Lorsque Lesley Campbell a poursuivi Citibank en mars 2015 pour obtenir l'annulation d'une partie de sa dette de faculté de droit en cas de faillite, tout le monde lui a dit qu'elle perdait son temps. La sagesse conventionnelle a soutenu qu'il est impossible de se débarrasser de la dette étudiante, même en cas de faillite.

Ensuite, elle a reçu un SMS d'un numéro inconnu l'informant qu'il y avait un moyen légal de s'acquitter de sa dette - avec une offre de l'aider à faire exactement cela.

Campbell a pensé que c'était une blague.

C'était Austin Smith. Sauf qu'il ne plaisantait pas. Smith croyait que les tribunaux avaient systématiquement mal interprété le code fédéral de la faillite en faveur des prêteurs plutôt que des étudiants emprunteurs. Il était à la recherche d'un client pour tester sa théorie juridique.

Un an plus tard, Smith a réussi à convaincre un juge fédéral que la partie impayée du prêt d'études de l'examen du barreau de 15 900 $ de Campbell de Citibank pouvait être annulée en cas de faillite.

Cette victoire a marqué le point de départ de ce qui est devenu la raison d'être de Smith pour aider autant d'emprunteurs étudiants que possible. À 39 ans, Smith estime qu'il a prévalu dans environ 75 cas, conduisant à l'annulation d'une partie des dettes étudiantes de ses clients. Les juges de la faillite ont cité l'affaire Campbell au moins 20 fois, selon les archives judiciaires.
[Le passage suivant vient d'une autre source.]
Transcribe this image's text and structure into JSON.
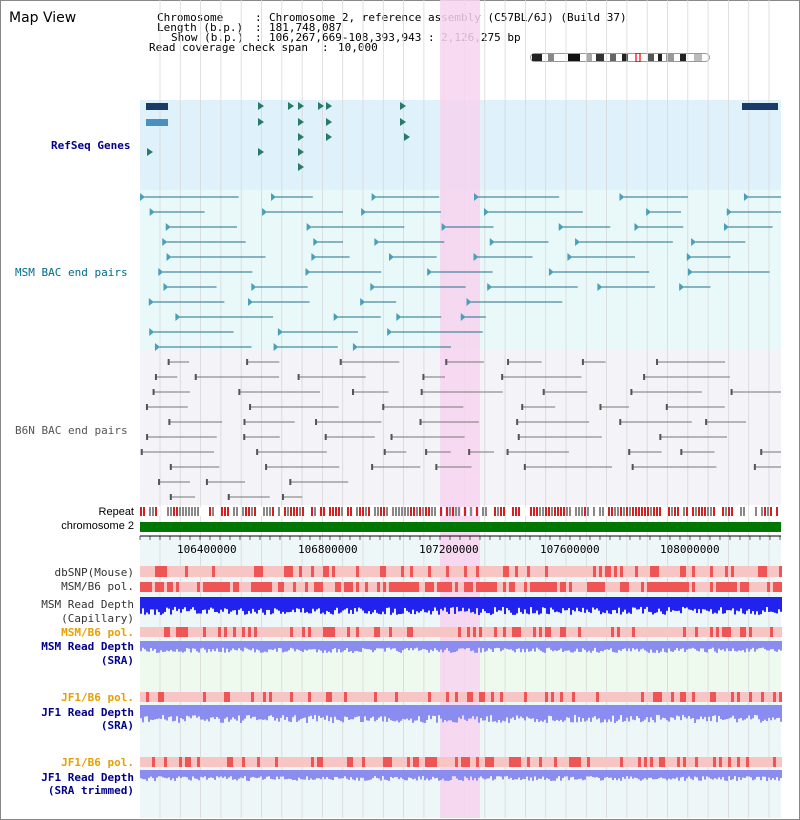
{
  "app": {
    "title": "Map View"
  },
  "info": {
    "chromosome_label": "Chromosome",
    "chromosome_value": "Chromosome 2, reference assembly (C57BL/6J) (Build 37)",
    "length_label": "Length (b.p.)",
    "length_value": "181,748,087",
    "show_label": "Show (b.p.)",
    "show_value": "106,267,669-108,393,943 : 2,126,275 bp",
    "coverage_label": "Read coverage check span",
    "coverage_value": "10,000"
  },
  "tracks": {
    "refseq": "RefSeq Genes",
    "msm_bac": "MSM BAC end pairs",
    "b6n_bac": "B6N BAC end pairs",
    "repeat": "Repeat",
    "chromosome": "chromosome 2",
    "dbsnp": "dbSNP(Mouse)",
    "msm_b6_pol_1": "MSM/B6 pol.",
    "msm_read_depth_cap_1": "MSM Read Depth",
    "msm_read_depth_cap_2": "(Capillary)",
    "msm_b6_pol_2": "MSM/B6 pol.",
    "msm_read_depth_sra_1": "MSM Read Depth",
    "msm_read_depth_sra_2": "(SRA)",
    "jf1_b6_pol_1": "JF1/B6 pol.",
    "jf1_read_depth_sra_1": "JF1 Read Depth",
    "jf1_read_depth_sra_2": "(SRA)",
    "jf1_b6_pol_2": "JF1/B6 pol.",
    "jf1_read_depth_trim_1": "JF1 Read Depth",
    "jf1_read_depth_trim_2": "(SRA trimmed)"
  },
  "ruler": {
    "ticks": [
      "106400000",
      "106800000",
      "107200000",
      "107600000",
      "108000000"
    ]
  },
  "colors": {
    "refseq_bg": "#dff1fa",
    "msm_bg": "#e9f9f9",
    "b6n_bg": "#f3f3f8",
    "highlight": "#f7d4f0",
    "chromosome_bar": "#007700",
    "depth_blue": "#2222ee",
    "depth_light": "#8a8cf0",
    "pol_red": "#ef5555",
    "pol_pink": "#f8c5c5",
    "msm_pair": "#1f6f8b",
    "b6n_pair": "#777777"
  }
}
Smith a également eu recours à des méthodes non conventionnelles qui mêlent une pratique juridique acharnée à des campagnes de pression publique, à des activités de plaidoyer et à un flux incessant de diffusions sur YouTube qui documentent sa quête pour aider les emprunteurs étudiants à trouver une bouée de sauvetage. Dans le processus, il a emprunté des centaines de milliers de dollars pour maintenir en vie leurs combats juridiques tout en poursuivant sa propre lutte à vie ou à mort contre le cancer.
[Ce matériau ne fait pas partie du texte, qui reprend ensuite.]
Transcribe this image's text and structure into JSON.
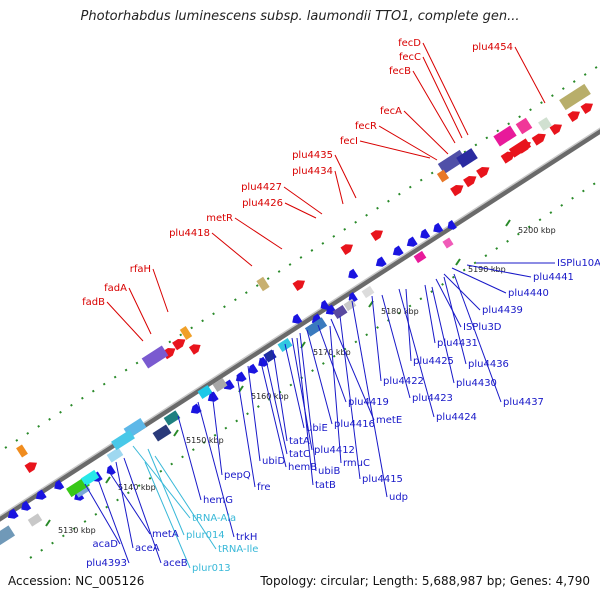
{
  "title": "Photorhabdus luminescens subsp. laumondii TTO1, complete gen...",
  "accession": "Accession: NC_005126",
  "meta": "Topology: circular; Length: 5,688,987 bp; Genes: 4,790",
  "ticks": [
    "5130 kbp",
    "5140 kbp",
    "5150 kbp",
    "5160 kbp",
    "5170 kbp",
    "5180 kbp",
    "5190 kbp",
    "5200 kbp"
  ],
  "labels_red": [
    "fecD",
    "fecC",
    "fecB",
    "plu4454",
    "fecA",
    "fecR",
    "fecI",
    "plu4435",
    "plu4434",
    "plu4427",
    "plu4426",
    "metR",
    "plu4418",
    "rfaH",
    "fadA",
    "fadB"
  ],
  "labels_blue": [
    "ISPlu10A",
    "plu4441",
    "plu4440",
    "plu4439",
    "ISPlu3D",
    "plu4431",
    "plu4436",
    "plu4425",
    "plu4430",
    "plu4422",
    "plu4437",
    "plu4423",
    "plu4424",
    "plu4419",
    "metE",
    "ubiE",
    "plu4416",
    "tatA",
    "plu4412",
    "tatC",
    "ubiB",
    "rmuC",
    "hemB",
    "plu4415",
    "ubiD",
    "tatB",
    "udp",
    "pepQ",
    "fre",
    "hemG",
    "trkH",
    "metA",
    "acaD",
    "plu4393",
    "aceA",
    "aceB"
  ],
  "labels_cyan": [
    "tRNA-Ala",
    "plur014",
    "tRNA-Ile",
    "plur013"
  ],
  "colors": {
    "forward": "#e8141c",
    "reverse": "#1a14e0",
    "rna": "#3cbede",
    "backbone": "#888888",
    "tick": "#2a8a2a"
  }
}
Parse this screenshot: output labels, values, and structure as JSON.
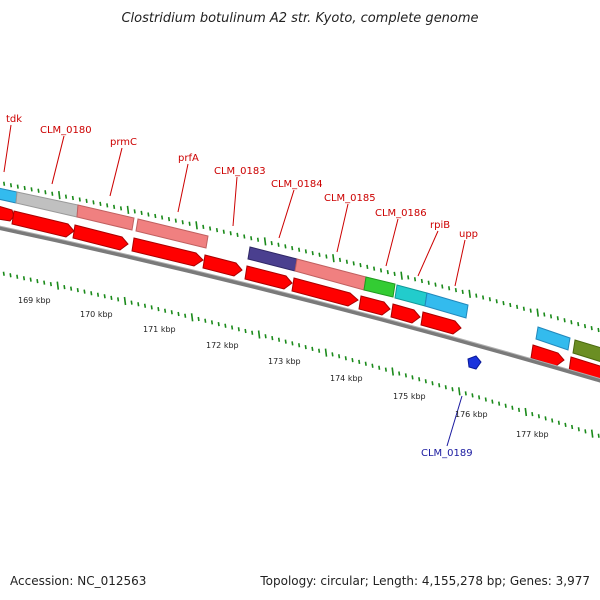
{
  "title": "Clostridium botulinum A2 str. Kyoto, complete genome",
  "footer": {
    "accession": "Accession: NC_012563",
    "topology": "Topology: circular; Length: 4,155,278 bp; Genes: 3,977"
  },
  "colors": {
    "forward_gene_red": "#ff0000",
    "backbone": "#777777",
    "tick_green": "#1a8a1a",
    "label_red": "#cc0000",
    "label_blue": "#1a1aa0"
  },
  "gene_labels": [
    "tdk",
    "CLM_0180",
    "prmC",
    "prfA",
    "CLM_0183",
    "CLM_0184",
    "CLM_0185",
    "CLM_0186",
    "rpiB",
    "upp"
  ],
  "reverse_gene_label": "CLM_0189",
  "kbp_labels": [
    "169 kbp",
    "170 kbp",
    "171 kbp",
    "172 kbp",
    "173 kbp",
    "174 kbp",
    "175 kbp",
    "176 kbp",
    "177 kbp"
  ]
}
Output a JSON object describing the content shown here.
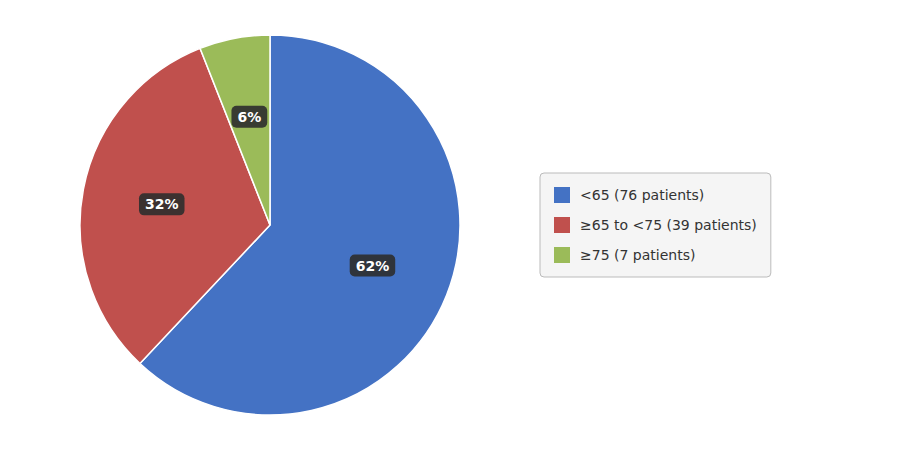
{
  "chart_data": {
    "type": "pie",
    "categories": [
      "<65 (76 patients)",
      "≥65 to <75 (39 patients)",
      "≥75 (7 patients)"
    ],
    "values": [
      62,
      32,
      6
    ],
    "value_labels": [
      "62%",
      "32%",
      "6%"
    ],
    "colors": [
      "#4472C4",
      "#C0504D",
      "#9BBB59"
    ],
    "data_labels": true,
    "legend": "right"
  }
}
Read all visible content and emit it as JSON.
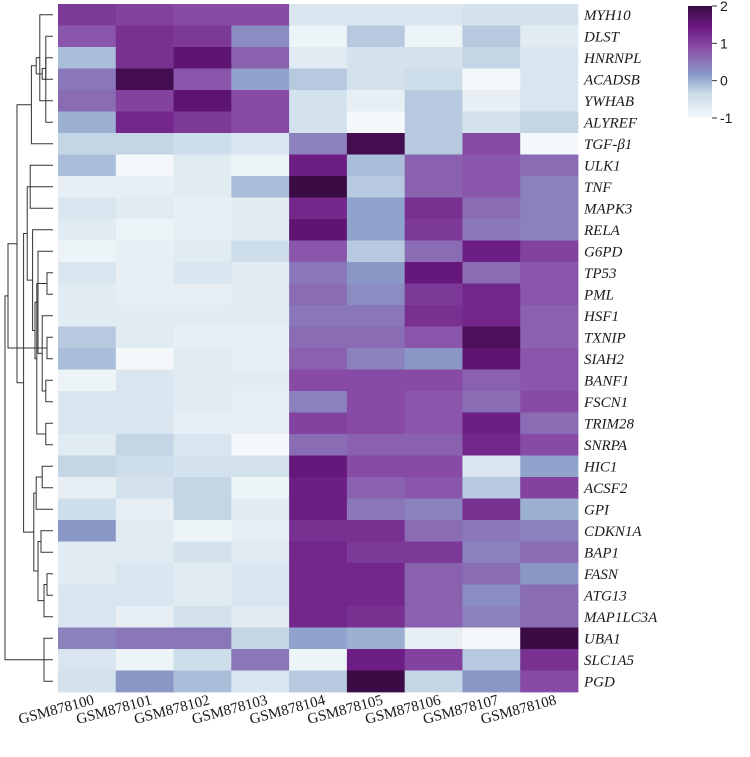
{
  "chart_data": {
    "type": "heatmap",
    "title": "",
    "samples": [
      "GSM878100",
      "GSM878101",
      "GSM878102",
      "GSM878103",
      "GSM878104",
      "GSM878105",
      "GSM878106",
      "GSM878107",
      "GSM878108"
    ],
    "genes": [
      "MYH10",
      "DLST",
      "HNRNPL",
      "ACADSB",
      "YWHAB",
      "ALYREF",
      "TGF-β1",
      "ULK1",
      "TNF",
      "MAPK3",
      "RELA",
      "G6PD",
      "TP53",
      "PML",
      "HSF1",
      "TXNIP",
      "SIAH2",
      "BANF1",
      "FSCN1",
      "TRIM28",
      "SNRPA",
      "HIC1",
      "ACSF2",
      "GPI",
      "CDKN1A",
      "BAP1",
      "FASN",
      "ATG13",
      "MAP1LC3A",
      "UBA1",
      "SLC1A5",
      "PGD"
    ],
    "values": [
      [
        1.1,
        1.0,
        0.9,
        0.9,
        -0.6,
        -0.6,
        -0.6,
        -0.5,
        -0.5
      ],
      [
        0.8,
        1.2,
        1.1,
        0.3,
        -0.9,
        -0.2,
        -0.9,
        -0.2,
        -0.7
      ],
      [
        -0.1,
        1.2,
        1.6,
        0.7,
        -0.7,
        -0.5,
        -0.5,
        -0.3,
        -0.6
      ],
      [
        0.5,
        1.9,
        0.8,
        0.1,
        -0.2,
        -0.5,
        -0.4,
        -1.0,
        -0.6
      ],
      [
        0.6,
        1.0,
        1.6,
        0.9,
        -0.5,
        -0.8,
        -0.2,
        -0.8,
        -0.6
      ],
      [
        0.0,
        1.3,
        1.1,
        0.9,
        -0.5,
        -1.0,
        -0.2,
        -0.5,
        -0.3
      ],
      [
        -0.3,
        -0.3,
        -0.4,
        -0.6,
        0.4,
        1.9,
        -0.2,
        0.9,
        -1.0
      ],
      [
        -0.1,
        -1.0,
        -0.7,
        -0.9,
        1.4,
        -0.1,
        0.7,
        0.8,
        0.6
      ],
      [
        -0.8,
        -0.8,
        -0.7,
        -0.1,
        2.0,
        -0.2,
        0.7,
        0.8,
        0.4
      ],
      [
        -0.6,
        -0.7,
        -0.8,
        -0.7,
        1.3,
        0.1,
        1.2,
        0.6,
        0.4
      ],
      [
        -0.7,
        -0.9,
        -0.8,
        -0.7,
        1.6,
        0.1,
        1.1,
        0.5,
        0.4
      ],
      [
        -0.9,
        -0.8,
        -0.7,
        -0.4,
        0.8,
        -0.2,
        0.6,
        1.4,
        1.0
      ],
      [
        -0.6,
        -0.8,
        -0.6,
        -0.7,
        0.5,
        0.2,
        1.5,
        0.6,
        0.8
      ],
      [
        -0.7,
        -0.8,
        -0.8,
        -0.7,
        0.6,
        0.3,
        1.1,
        1.3,
        0.8
      ],
      [
        -0.7,
        -0.7,
        -0.7,
        -0.7,
        0.5,
        0.5,
        1.2,
        1.3,
        0.7
      ],
      [
        -0.2,
        -0.7,
        -0.8,
        -0.8,
        0.6,
        0.6,
        0.8,
        1.8,
        0.7
      ],
      [
        -0.1,
        -1.0,
        -0.7,
        -0.8,
        0.7,
        0.4,
        0.2,
        1.6,
        0.8
      ],
      [
        -0.9,
        -0.6,
        -0.7,
        -0.7,
        0.9,
        0.9,
        0.9,
        0.7,
        0.8
      ],
      [
        -0.6,
        -0.6,
        -0.7,
        -0.8,
        0.4,
        0.9,
        0.8,
        0.6,
        0.9
      ],
      [
        -0.6,
        -0.6,
        -0.8,
        -0.8,
        1.0,
        0.9,
        0.8,
        1.4,
        0.6
      ],
      [
        -0.7,
        -0.3,
        -0.6,
        -1.0,
        0.6,
        0.7,
        0.7,
        1.3,
        0.9
      ],
      [
        -0.3,
        -0.4,
        -0.5,
        -0.5,
        1.5,
        0.9,
        0.9,
        -0.6,
        0.1
      ],
      [
        -0.8,
        -0.5,
        -0.3,
        -0.9,
        1.4,
        0.7,
        0.8,
        -0.2,
        1.0
      ],
      [
        -0.4,
        -0.8,
        -0.3,
        -0.7,
        1.4,
        0.5,
        0.4,
        1.2,
        0.0
      ],
      [
        0.2,
        -0.7,
        -0.9,
        -0.8,
        1.2,
        1.2,
        0.6,
        0.5,
        0.4
      ],
      [
        -0.7,
        -0.7,
        -0.5,
        -0.7,
        1.3,
        1.1,
        1.1,
        0.4,
        0.6
      ],
      [
        -0.7,
        -0.6,
        -0.7,
        -0.6,
        1.3,
        1.3,
        0.7,
        0.6,
        0.2
      ],
      [
        -0.6,
        -0.6,
        -0.7,
        -0.6,
        1.3,
        1.3,
        0.7,
        0.3,
        0.6
      ],
      [
        -0.6,
        -0.8,
        -0.5,
        -0.7,
        1.3,
        1.2,
        0.7,
        0.4,
        0.6
      ],
      [
        0.4,
        0.5,
        0.5,
        -0.3,
        0.1,
        0.0,
        -0.8,
        -1.0,
        2.1
      ],
      [
        -0.6,
        -0.9,
        -0.4,
        0.5,
        -0.9,
        1.4,
        1.0,
        -0.2,
        1.2
      ],
      [
        -0.5,
        0.2,
        -0.1,
        -0.6,
        -0.2,
        2.4,
        -0.3,
        0.2,
        0.9
      ]
    ],
    "colorbar": {
      "ticks": [
        2,
        1,
        0,
        -1
      ],
      "tick_labels": [
        "2",
        "1",
        "0",
        "-1"
      ],
      "range": [
        -1,
        2
      ]
    },
    "colors": {
      "low": "#f4f8fb",
      "mid_low": "#c9dbe8",
      "mid": "#8a9ec9",
      "mid_high": "#8a4fa8",
      "high": "#6a1880",
      "max": "#3a0b45"
    },
    "legend_position": "top-right",
    "dendrogram_side": "left",
    "dendrogram": [
      [
        1,
        5,
        1.2
      ],
      [
        2,
        3,
        1.2
      ],
      [
        32,
        33,
        1.8
      ],
      [
        0,
        4,
        2.2
      ],
      [
        35,
        34,
        2.8
      ],
      [
        36,
        6,
        3.6
      ],
      [
        15,
        16,
        1.0
      ],
      [
        12,
        13,
        1.0
      ],
      [
        17,
        18,
        1.2
      ],
      [
        19,
        20,
        1.2
      ],
      [
        40,
        14,
        1.8
      ],
      [
        11,
        42,
        2.5
      ],
      [
        39,
        41,
        2.7
      ],
      [
        44,
        43,
        3.0
      ],
      [
        45,
        10,
        3.4
      ],
      [
        9,
        7,
        3.8
      ],
      [
        46,
        8,
        4.3
      ],
      [
        26,
        27,
        1.0
      ],
      [
        28,
        49,
        1.5
      ],
      [
        24,
        25,
        2.0
      ],
      [
        51,
        50,
        2.5
      ],
      [
        21,
        22,
        1.8
      ],
      [
        53,
        23,
        2.8
      ],
      [
        52,
        54,
        3.2
      ],
      [
        48,
        55,
        4.9
      ],
      [
        37,
        56,
        6.0
      ],
      [
        38,
        57,
        7.5
      ],
      [
        29,
        31,
        1.5
      ],
      [
        59,
        30,
        2.5
      ],
      [
        58,
        60,
        8.0
      ]
    ]
  }
}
"Ce n'est pas exactement un cabinet d'avocats normal", a écrit Smith dans un e-mail adressé à son équipe en octobre dernier. «Nous ne facturons pas à nos clients un taux horaire, et nous ne recherchons pas non plus les types de poursuites les plus rentables telles que la faute professionnelle médicale ou la fraude sur les valeurs mobilières. Nous recherchons des groupes de personnes qui sont tourmentés et nous le faisons cesser.

Seth Frotman, ancien ombudsman des prêts étudiants pour le Consumer Financial Protection Bureau, dit que la bataille de Smith montre clairement que le système américain de prêts étudiants, dans lequel il est difficile d'obtenir un soulagement pour les emprunteurs même lorsque la loi est de leur côté, est enfreint. «Lorsque vous parlez à Austin, vous voyez le point culminant d'entendre ces emprunteurs jour après jour et les pratiques prédatrices qu'ils ont été forcés d'endurer», dit Frotman.
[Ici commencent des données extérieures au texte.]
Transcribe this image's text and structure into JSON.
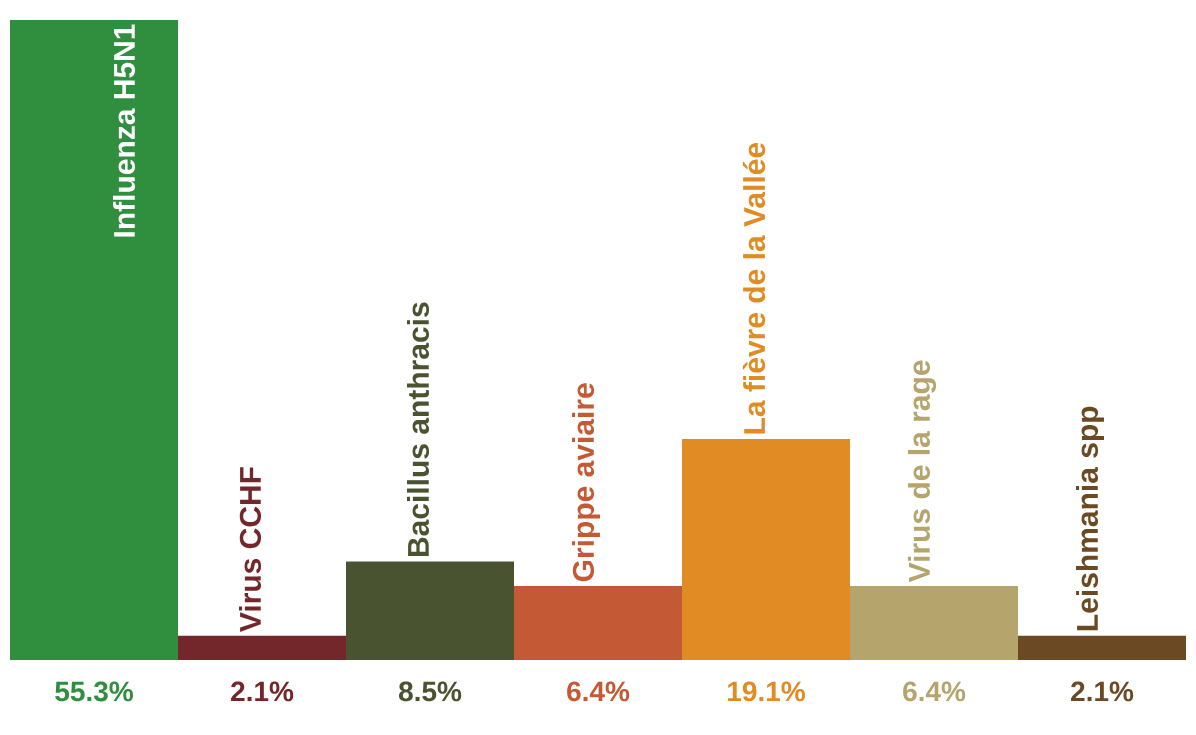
{
  "chart_data": {
    "type": "bar",
    "categories": [
      "Influenza H5N1",
      "Virus CCHF",
      "Bacillus anthracis",
      "Grippe aviaire",
      "La fièvre de la Vallée",
      "Virus de la rage",
      "Leishmania spp"
    ],
    "values": [
      55.3,
      2.1,
      8.5,
      6.4,
      19.1,
      6.4,
      2.1
    ],
    "value_labels": [
      "55.3%",
      "2.1%",
      "8.5%",
      "6.4%",
      "19.1%",
      "6.4%",
      "2.1%"
    ],
    "colors": [
      "#2f8f3e",
      "#74272a",
      "#4a5330",
      "#c45a35",
      "#e08b24",
      "#b5a46c",
      "#6b4a23"
    ]
  }
}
Les victoires juridiques de Smith ont bouleversé des années de jurisprudence qui s'étaient régulièrement accumulées en faveur des prêteurs; un avocat qui a travaillé avec Smith lui attribue la «genèse intellectuelle» derrière toute une série d'affaires qui annulent maintenant cette jurisprudence.

Pourtant, même après cinq ans de litiges incessants, l'objectif de Smith semble plus éloigné que jamais. Le domaine de niche du droit de la faillite qu'il a identifié ne peut aider que certains emprunteurs qui ont contracté des prêts étudiants émis par le secteur privé - une petite partie du total de 1,7 billion de dollars dû par les Américains. Et même pour eux, obtenir un soulagement peut parfois prendre des années. Cela n'a pas dissuadé Smith, qui était autrefois appelé le «Don Quichotte de la dette étudiante», par un juge fédéral des faillites, selon un avocat qui a été témoin de l'échange. Le héros du roman du XVIIe siècle de Miguel de Cervantes, «Don Quichotte», en est venu à désigner des personnes avec des ambitions élevées mais irréalistes de changer le monde pour le mieux.

C'est un surnom que Smith accepte volontiers. Il a fini par acheter une copie de Don Quichotte à accrocher au-dessus de son bureau, l'appelant un "bon rappel que vous ne savez jamais si ce que vous êtes sur le point de faire est assez stupide".

Austin Smith

Les prêteurs ont eu plus de mots choisis pour lui. Les avocats de Navient Corp. le géant de la gestion des prêts étudiants, ont accusé Smith d'avoir mené une «croisade médiatique criblée de mensonges» et ont récemment demandé environ 600 000 $ en frais et honoraires d'avocats, un chiffre qui aurait pu potentiellement écraser sa pratique juridique naissante. Un juge fédéral a accordé à Navient environ un dixième de la somme après avoir réussi à repousser une tentative audacieuse de Smith de pousser son service de prêt à la faillite par le biais d'une requête de mise en faillite involontaire.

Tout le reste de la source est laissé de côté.